Astronomy

The Lyrid Meteor Shower Peaks Tonight. Here’s How To Watch

The Lyrid Meteor Shower Peaks Tonight. Here’s How To Watch

Grab a warm blanket and head out tonight, as the morning of April 22 is at the top of the Lirid meteor shower.

The Laird shower is the most advanced of the occasional. Its height can be up to 90 tattoos per hour, but it only happens every 60 years or so, and we have two more decades before that peak comes around again. So, although it won’t be a shower for ages, tonight you can expect to see about 10 meteors per hour. But as it is one of the first meteor showers of the year, anyone who likes shooting stars will go there.

The best time to see them is between midnight and dawn, and as always the sky is clearer with light so no light pollution should be avoided. They will appear from the direction of the Lira constellation, from which they take their name. Luckily Vega, an incredibly bright star, is in this constellation so it should help you find it. As the Earth crosses the comet’s orbit, the tattoos are the remnants of comet Thatcher. This celestial body comes closer to the sun every 415 years (the next time will be in 2276), which heats up the comet’s surface, expelling dust and particles, after which it replenishes the debris.

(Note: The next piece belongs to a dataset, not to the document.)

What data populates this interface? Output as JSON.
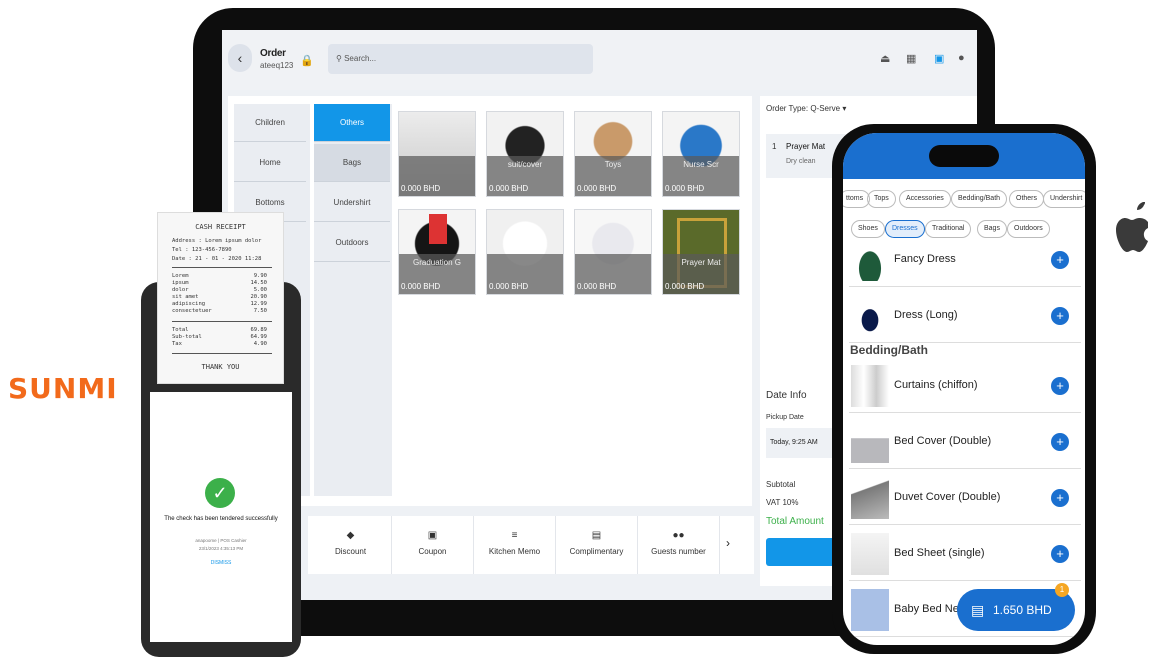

As the Earth passes this path, some debris in our atmosphere ignites, creating “shooting stars” or meteors. The Lirid meteor shower is one of the oldest mentioned meteor showers. A spectacular weather event in 687 BC is found in the history of an ancient Chinese narrative called Xu Juhan. The text describes the top of Lirid that year because “the stars fell like rain.” The meteor shower is also mentioned in ancient Australian Indigenous astronomy.

The Northern Hemisphere is the best place to watch the event, looking northeast at any time between the moonrise and the dawn hours. People in the Southern Hemisphere will still have a chance to find some shooting stars, though a little later, probably the lowest in the sky before dawn on April 22 in the north.